Café, leche y espuma en una taza chica. Lo que lo separa de un latte no es el dibujo de la superficie sino la proporción y la textura: menos leche y una capa de espuma que se siente al beber, no una que sólo se ve.

Por Redacción CAFESSIO · Actualizado el

Cappuccino con arte de barista en taza de cerámica, sobre una barra de madera

Respuesta corta

Un espresso doble con leche texturizada hasta unos 60 °C, servido en taza de 150–180 ml, con una capa de espuma más marcada que un latte.

Ficha de la receta

Café
18 g
Agua
36 ml
Ratio
1:2
Temperatura
93 °C
Molienda
Extra fina
Tiempo total
3:00

Estado de prueba

Esta receta parte de fuentes documentadas pero todavía no se prepara y mide en el laboratorio de CAFESSIO. Cuando se pruebe publicaremos la fecha y los ajustes que hayamos necesitado. Puedes leer cómo trabajamos en la política de pruebas.

Ingredientes

  • espresso doble36 g
  • leche entera fría(entre más fría empiece, más tiempo hay para texturizar)120 ml

Preparación

  1. 01

    Extrae el espresso

    36 g en una taza precalentada de 150–180 ml. Ténlo listo antes de tocar el vaporizador: la leche texturizada se separa en menos de un minuto, el espresso espera un poco mejor.

  2. 02

    Introduce aire

    Con la punta del vaporizador apenas bajo la superficie, airea 3–4 segundos hasta subir el volumen. Debe sonar como papel rasgándose, parejo y continuo; si suena a chapoteo, la punta está muy afuera y lo que estás metiendo son burbujas grandes.

  3. 03

    Crea el remolino

    Hunde la punta y descentra la jarra hasta encontrar un giro que no se detenga. Ese remolino es lo que revienta las burbujas grandes contra la propia leche: sin él la espuma se queda montada y separada. Sigue hasta los 60 °C.

  4. 04

    Pule y sirve

    Golpea la jarra contra la barra para tronar lo que quedó en la superficie y gírala hasta que la leche se vea como pintura. Vierte desde alto para integrar y cierra cerca de la superficie. Si tienes que esperar, aunque sea unos segundos, no dejes de girar la jarra.

Qué deberías obtener

Una taza con espuma tersa y brillante, sin burbujas visibles, dulce por la leche y con el café presente hasta el final. La espuma debe moverse con la taza en lugar de quedarse pegada. Si al terminar hay un anillo de espuma seca en la pared, entró más aire del necesario.

  • Cremoso
  • Dulce
  • Café marcado

Variaciones

Cappuccino seco
Más espuma y menos leche líquida, al punto de servirse con cuchara. Airea más tiempo y acorta el remolino: aquí la espuma sí se queda arriba
Con leche vegetal
Las de avena en versión barista son las que sostienen la espuma; baja la temperatura objetivo a 55 °C, porque más calor las separa

Si no te salió

Los tres desajustes más comunes de esta receta, con el ajuste que los corrige. Cambia una sola cosa entre taza y taza: si mueves molienda y temperatura a la vez, no sabrás cuál fue.

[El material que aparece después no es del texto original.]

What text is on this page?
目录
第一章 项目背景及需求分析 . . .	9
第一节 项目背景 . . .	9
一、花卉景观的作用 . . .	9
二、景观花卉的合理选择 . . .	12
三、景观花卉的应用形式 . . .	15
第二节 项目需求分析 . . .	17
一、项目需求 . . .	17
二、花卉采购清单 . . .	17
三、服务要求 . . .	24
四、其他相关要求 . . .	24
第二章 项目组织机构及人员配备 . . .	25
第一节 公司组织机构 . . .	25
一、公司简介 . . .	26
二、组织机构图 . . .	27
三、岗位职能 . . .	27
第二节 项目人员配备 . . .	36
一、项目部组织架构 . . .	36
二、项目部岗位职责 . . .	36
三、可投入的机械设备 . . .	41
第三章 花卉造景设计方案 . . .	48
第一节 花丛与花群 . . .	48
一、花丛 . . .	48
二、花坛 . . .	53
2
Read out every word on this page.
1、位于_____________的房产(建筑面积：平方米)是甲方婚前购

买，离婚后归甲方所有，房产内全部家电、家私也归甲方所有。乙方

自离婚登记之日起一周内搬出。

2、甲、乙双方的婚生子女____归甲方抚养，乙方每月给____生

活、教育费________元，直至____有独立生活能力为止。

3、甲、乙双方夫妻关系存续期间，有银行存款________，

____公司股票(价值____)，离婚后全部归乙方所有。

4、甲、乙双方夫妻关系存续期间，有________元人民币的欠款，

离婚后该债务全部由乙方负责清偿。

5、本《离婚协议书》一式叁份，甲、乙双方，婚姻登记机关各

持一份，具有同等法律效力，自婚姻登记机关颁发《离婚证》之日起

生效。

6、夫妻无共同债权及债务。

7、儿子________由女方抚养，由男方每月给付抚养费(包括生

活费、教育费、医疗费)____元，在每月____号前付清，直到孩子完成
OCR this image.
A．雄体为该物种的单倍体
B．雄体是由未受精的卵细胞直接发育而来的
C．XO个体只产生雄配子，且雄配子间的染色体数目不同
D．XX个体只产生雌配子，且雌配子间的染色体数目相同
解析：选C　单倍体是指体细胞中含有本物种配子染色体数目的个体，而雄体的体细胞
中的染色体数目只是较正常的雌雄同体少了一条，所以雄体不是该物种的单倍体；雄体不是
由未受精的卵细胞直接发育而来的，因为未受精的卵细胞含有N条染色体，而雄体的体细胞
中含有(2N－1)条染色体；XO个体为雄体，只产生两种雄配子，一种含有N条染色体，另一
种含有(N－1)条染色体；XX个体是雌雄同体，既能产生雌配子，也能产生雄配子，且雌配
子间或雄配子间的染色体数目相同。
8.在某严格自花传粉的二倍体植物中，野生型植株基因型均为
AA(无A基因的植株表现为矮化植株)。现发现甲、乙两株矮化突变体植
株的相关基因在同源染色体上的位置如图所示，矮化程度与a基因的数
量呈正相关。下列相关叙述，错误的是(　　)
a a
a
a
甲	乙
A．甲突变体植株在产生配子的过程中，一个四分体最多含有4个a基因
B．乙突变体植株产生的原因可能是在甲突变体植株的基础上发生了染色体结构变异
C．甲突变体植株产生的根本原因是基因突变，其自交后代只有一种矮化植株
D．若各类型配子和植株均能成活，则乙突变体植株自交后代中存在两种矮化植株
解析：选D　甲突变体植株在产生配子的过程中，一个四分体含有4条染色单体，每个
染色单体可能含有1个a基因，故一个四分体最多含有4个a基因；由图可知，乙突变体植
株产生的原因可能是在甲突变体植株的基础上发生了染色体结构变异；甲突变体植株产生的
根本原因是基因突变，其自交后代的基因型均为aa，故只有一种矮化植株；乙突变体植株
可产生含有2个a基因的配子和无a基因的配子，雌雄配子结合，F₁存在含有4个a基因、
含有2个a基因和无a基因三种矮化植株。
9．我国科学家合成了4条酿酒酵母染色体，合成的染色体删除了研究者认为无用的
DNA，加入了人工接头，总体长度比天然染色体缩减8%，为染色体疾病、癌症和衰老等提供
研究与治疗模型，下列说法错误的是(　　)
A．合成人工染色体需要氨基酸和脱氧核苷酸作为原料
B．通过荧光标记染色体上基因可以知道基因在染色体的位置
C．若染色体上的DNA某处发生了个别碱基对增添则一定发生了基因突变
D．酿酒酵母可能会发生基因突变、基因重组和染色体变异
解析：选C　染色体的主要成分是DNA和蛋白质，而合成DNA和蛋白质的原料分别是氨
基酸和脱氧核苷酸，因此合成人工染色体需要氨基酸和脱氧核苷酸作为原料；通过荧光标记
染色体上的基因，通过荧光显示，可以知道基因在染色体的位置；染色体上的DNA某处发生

La espuma se separa de la leche
Texturizaste de más o dejaste reposar la jarra. Golpea la jarra, gira la leche y sirve de inmediato: la microespuma se integra sola si la mueves.
La espuma tiene burbujas grandes
Metiste aire demasiado tiempo o con la lanceta muy arriba. El aire se incorpora en los primeros segundos, mientras la leche está fría; después sólo se calienta.
Sabe más a leche que a café
La proporción se fue de lado. Un cappuccino es una taza pequeña: si usas más de 150 ml de leche por un espresso doble, ya es un latte.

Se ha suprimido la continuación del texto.